Yapily and TrueLayer both provide open banking solutions for lenders. Yapily places a strong focus on connectivity to business accounts and white-labelled, API-first integrations, which makes it a natural fit for lenders building affordability, underwriting, and cashflow journeys for UK and European SMEs.

Why lenders use Yapily

  1. Access to consumer and business account data: Lenders often need visibility across multiple account types. Yapily’s AIS endpoints support both consumer and business accounts, which is relevant for lenders assessing SMEs or directors with complex account structures.

  2. One integration for data and payments: Yapily’s single API surface includes AIS (data), PIS (payments), and VRP (Variable Recurring Payments). For lenders who want to handle affordability checks, account verification, repayments, and payouts in a unified flow, this can reduce engineering and vendor overhead.

  3. Transparency and control: Yapily provides structured transaction data that lenders can use within their own affordability models. This gives lenders full visibility into the inputs behind a credit decision and flexibility to adapt models over time.

  4. White-labelled customer journeys: Because Yapily is API-first and infrastructure-focused, lenders can embed open banking flows directly into their own applications and brand experiences. That means you keep full control over how consent, connectivity, and payment journeys look and feel to customers, rather than sending them through a third-party branded flow.

  5. Designed for regulated credit workflows: Because lenders must evidence their decisions and maintain transparent audit trails, Yapily’s approach to data access, documentation, and model ownership can be well-suited to regulated lending environments.

TrueLayer also supports lending use cases with AIS and PIS. Its publicly available documentation* highlights a broad set of fintech applications, including payments, account funding, and financial apps.
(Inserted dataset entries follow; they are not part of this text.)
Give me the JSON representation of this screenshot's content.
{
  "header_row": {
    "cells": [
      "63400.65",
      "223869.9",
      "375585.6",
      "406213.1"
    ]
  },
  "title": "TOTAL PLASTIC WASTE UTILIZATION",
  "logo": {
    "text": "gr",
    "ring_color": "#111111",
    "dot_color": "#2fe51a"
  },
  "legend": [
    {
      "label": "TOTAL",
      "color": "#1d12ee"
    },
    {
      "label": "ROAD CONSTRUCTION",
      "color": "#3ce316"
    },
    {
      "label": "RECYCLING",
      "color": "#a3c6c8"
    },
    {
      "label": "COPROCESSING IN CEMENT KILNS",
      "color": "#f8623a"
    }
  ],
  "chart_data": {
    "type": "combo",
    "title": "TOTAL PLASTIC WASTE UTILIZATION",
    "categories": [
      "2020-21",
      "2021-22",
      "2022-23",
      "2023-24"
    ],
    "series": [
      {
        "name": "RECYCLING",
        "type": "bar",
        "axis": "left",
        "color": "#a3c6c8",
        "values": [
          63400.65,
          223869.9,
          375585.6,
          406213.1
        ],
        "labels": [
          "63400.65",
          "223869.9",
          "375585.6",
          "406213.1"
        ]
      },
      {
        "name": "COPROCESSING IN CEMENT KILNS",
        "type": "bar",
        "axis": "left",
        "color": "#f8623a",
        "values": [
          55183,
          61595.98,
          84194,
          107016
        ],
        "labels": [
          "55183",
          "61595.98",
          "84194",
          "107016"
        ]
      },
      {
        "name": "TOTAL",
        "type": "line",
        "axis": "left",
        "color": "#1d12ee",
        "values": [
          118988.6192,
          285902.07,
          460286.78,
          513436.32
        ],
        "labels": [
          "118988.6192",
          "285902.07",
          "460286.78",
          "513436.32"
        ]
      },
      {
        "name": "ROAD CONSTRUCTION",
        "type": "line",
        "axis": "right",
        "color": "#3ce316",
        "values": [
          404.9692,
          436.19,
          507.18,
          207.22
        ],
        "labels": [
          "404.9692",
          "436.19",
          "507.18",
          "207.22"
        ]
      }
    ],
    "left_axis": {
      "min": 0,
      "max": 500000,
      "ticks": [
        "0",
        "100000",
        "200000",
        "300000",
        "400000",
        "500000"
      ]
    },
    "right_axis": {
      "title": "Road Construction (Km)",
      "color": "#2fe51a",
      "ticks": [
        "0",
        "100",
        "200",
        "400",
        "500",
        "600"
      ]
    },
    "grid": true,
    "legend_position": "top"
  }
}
Sourced from the TrueLayer website on X/X/2026. Information is subject to change. 

FAQs: Yapily vs Truelayer for lenders

1. Do Yapily and TrueLayer both support lending use cases?
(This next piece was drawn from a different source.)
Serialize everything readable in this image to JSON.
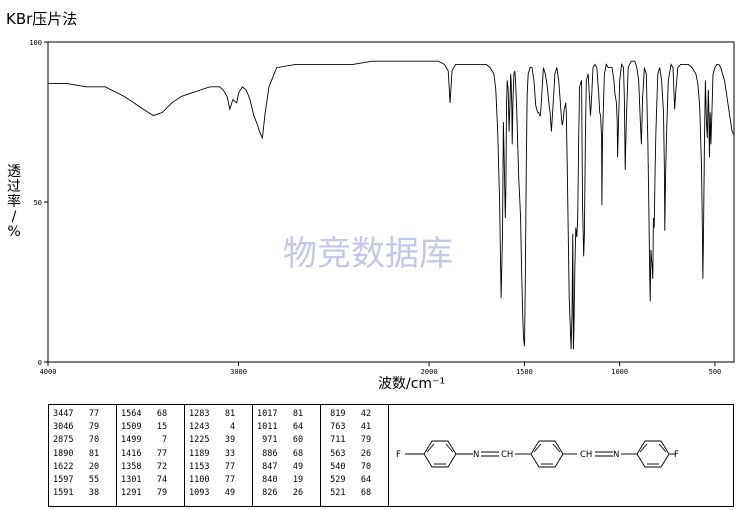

Yes. Both offer AIS and PIS for lending flows. Their documentation and positioning differ, which is why lenders review them against their specific needs.
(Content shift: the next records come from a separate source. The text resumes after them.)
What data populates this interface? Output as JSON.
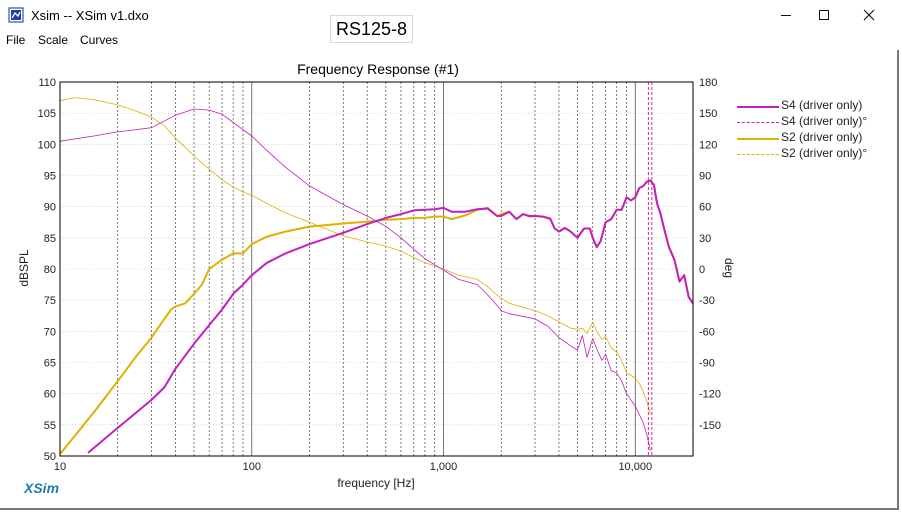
{
  "window": {
    "title": "Xsim -- XSim v1.dxo",
    "overlay_label": "RS125-8",
    "minimize_icon": "minimize-icon",
    "maximize_icon": "maximize-icon",
    "close_icon": "close-icon"
  },
  "menu": {
    "items": [
      "File",
      "Scale",
      "Curves"
    ]
  },
  "brand": {
    "logo_text": "XSim",
    "color": "#1a7fa8"
  },
  "colors": {
    "s4": "#c020c0",
    "s2": "#e0b000",
    "overlap": "#f04000",
    "title": "#1a1aa0",
    "vlines": "#d01080"
  },
  "chart_data": {
    "type": "line",
    "title": "Frequency Response (#1)",
    "xlabel": "frequency [Hz]",
    "ylabel": "dBSPL",
    "y2label": "deg",
    "xscale": "log",
    "xlim": [
      10,
      20000
    ],
    "ylim": [
      50,
      110
    ],
    "y2lim": [
      -180,
      180
    ],
    "xticks": [
      {
        "value": 10,
        "label": "10"
      },
      {
        "value": 100,
        "label": "100"
      },
      {
        "value": 1000,
        "label": "1,000"
      },
      {
        "value": 10000,
        "label": "10,000"
      }
    ],
    "yticks": [
      50,
      55,
      60,
      65,
      70,
      75,
      80,
      85,
      90,
      95,
      100,
      105,
      110
    ],
    "y2ticks": [
      -150,
      -120,
      -90,
      -60,
      -30,
      0,
      30,
      60,
      90,
      120,
      150,
      180
    ],
    "grid": true,
    "legend_position": "right",
    "series": [
      {
        "name": "S4 (driver only)",
        "axis": "left",
        "style": "solid",
        "x": [
          14,
          20,
          30,
          35,
          40,
          50,
          60,
          70,
          80,
          90,
          100,
          120,
          150,
          200,
          300,
          400,
          500,
          600,
          700,
          800,
          900,
          1000,
          1100,
          1300,
          1500,
          1700,
          1900,
          2000,
          2200,
          2400,
          2600,
          2800,
          3000,
          3300,
          3600,
          3800,
          4000,
          4300,
          4600,
          5000,
          5400,
          5800,
          6000,
          6300,
          6600,
          7000,
          7500,
          8000,
          8500,
          9000,
          9500,
          10000,
          10500,
          11000,
          11500,
          12000,
          12500,
          13000,
          13500,
          14000,
          15000,
          16000,
          17000,
          18000,
          19000,
          20000
        ],
        "y": [
          50.5,
          54.5,
          59,
          61,
          64,
          68,
          71,
          73.5,
          76,
          77.5,
          79,
          81,
          82.5,
          84,
          85.8,
          87.2,
          88.2,
          88.8,
          89.4,
          89.5,
          89.6,
          89.8,
          89.2,
          89.2,
          89.6,
          89.7,
          88.5,
          88.5,
          89.2,
          88.0,
          88.8,
          88.5,
          88.5,
          88.4,
          88.1,
          86.5,
          86.0,
          86.6,
          86.0,
          85.0,
          86.5,
          86.5,
          85.0,
          83.5,
          84.5,
          87.5,
          88.0,
          89.5,
          89.5,
          91.5,
          91.0,
          91.5,
          93.0,
          93.3,
          94.0,
          94.2,
          93.5,
          90.5,
          89.0,
          87.0,
          83.5,
          81.5,
          78.0,
          79.0,
          75.5,
          74.5
        ]
      },
      {
        "name": "S4 (driver only)°",
        "axis": "right",
        "style": "dashed",
        "x": [
          10,
          15,
          20,
          30,
          40,
          50,
          60,
          70,
          80,
          100,
          120,
          150,
          200,
          300,
          400,
          500,
          600,
          700,
          800,
          900,
          1000,
          1200,
          1500,
          1700,
          1900,
          2000,
          2200,
          2500,
          3000,
          3500,
          4000,
          4300,
          4600,
          5000,
          5300,
          5600,
          6000,
          6300,
          6700,
          7000,
          7500,
          8000,
          8500,
          9000,
          10000,
          10500,
          11000,
          11500,
          12000
        ],
        "y": [
          123,
          128,
          132,
          136,
          148,
          154,
          153,
          149,
          141,
          128,
          114,
          98,
          80,
          62,
          51,
          41,
          30,
          19,
          10,
          4,
          -1,
          -10,
          -15,
          -25,
          -35,
          -40,
          -43,
          -45,
          -48,
          -55,
          -66,
          -70,
          -74,
          -78,
          -64,
          -85,
          -67,
          -77,
          -88,
          -82,
          -98,
          -100,
          -108,
          -120,
          -132,
          -140,
          -148,
          -160,
          -175
        ]
      },
      {
        "name": "S2 (driver only)",
        "axis": "left",
        "style": "solid",
        "x": [
          10,
          15,
          20,
          25,
          30,
          35,
          38,
          40,
          45,
          50,
          55,
          60,
          70,
          80,
          90,
          100,
          120,
          150,
          200,
          300,
          400,
          500,
          600,
          700,
          800,
          900,
          1000,
          1100,
          1300,
          1500,
          1700,
          1900,
          2000,
          2200,
          2400,
          2600,
          2800,
          3000,
          3300,
          3600,
          3800,
          4000,
          4300,
          4600,
          5000,
          5400,
          5800,
          6000,
          6300,
          6600,
          7000,
          7500,
          8000,
          8500,
          9000,
          9500,
          10000,
          10500,
          11000,
          11500,
          12000,
          12500,
          13000,
          13500,
          14000,
          15000,
          16000,
          17000,
          18000,
          19000,
          20000
        ],
        "y": [
          50.3,
          57,
          62,
          66,
          69,
          72,
          73.5,
          74,
          74.5,
          76,
          77.5,
          80,
          81.5,
          82.5,
          82.5,
          84,
          85.2,
          86,
          86.8,
          87.3,
          87.6,
          87.9,
          88.0,
          88.2,
          88.2,
          88.4,
          88.4,
          88.0,
          88.6,
          89.5,
          89.8,
          88.5,
          88.8,
          89.2,
          88.0,
          88.8,
          88.4,
          88.5,
          88.4,
          88.0,
          86.5,
          86.0,
          86.6,
          86.0,
          85.0,
          86.5,
          86.5,
          85.0,
          83.5,
          84.5,
          87.5,
          88.0,
          89.5,
          89.5,
          91.5,
          91.0,
          91.5,
          93.0,
          93.3,
          94.0,
          94.2,
          93.5,
          90.5,
          89.0,
          87.0,
          83.5,
          81.5,
          78.0,
          79.0,
          75.5,
          74.5
        ]
      },
      {
        "name": "S2 (driver only)°",
        "axis": "right",
        "style": "dashed",
        "x": [
          10,
          12,
          15,
          20,
          25,
          30,
          35,
          40,
          50,
          60,
          70,
          80,
          90,
          100,
          120,
          150,
          200,
          300,
          400,
          500,
          600,
          700,
          800,
          900,
          1000,
          1200,
          1500,
          1700,
          1900,
          2000,
          2200,
          2500,
          3000,
          3500,
          4000,
          4300,
          4600,
          5000,
          5300,
          5600,
          6000,
          6300,
          6700,
          7000,
          7500,
          8000,
          8500,
          9000,
          10000,
          10500,
          11000,
          11500,
          12000
        ],
        "y": [
          162,
          165,
          163,
          158,
          152,
          146,
          138,
          126,
          109,
          96,
          86,
          79,
          74,
          71,
          63,
          54,
          45,
          32,
          26,
          22,
          17,
          11,
          6,
          3,
          0,
          -6,
          -10,
          -17,
          -25,
          -28,
          -33,
          -36,
          -40,
          -45,
          -51,
          -54,
          -57,
          -58,
          -57,
          -62,
          -51,
          -60,
          -68,
          -65,
          -76,
          -80,
          -88,
          -100,
          -105,
          -110,
          -118,
          -128,
          -140
        ]
      }
    ]
  }
}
2. Why might a lender look at Yapily first?

Because Yapily provides lending-specific guidance, business-account coverage, and a single integration for AIS, PIS, and VRP: features that map cleanly to affordability, underwriting, and repayment flows.

3. What if a lender needs both strong data access and specific payment flows?

Some lenders evaluate both providers for different parts of their journey or choose the one whose AIS and PIS capabilities most closely match their flow, bank coverage, and geography.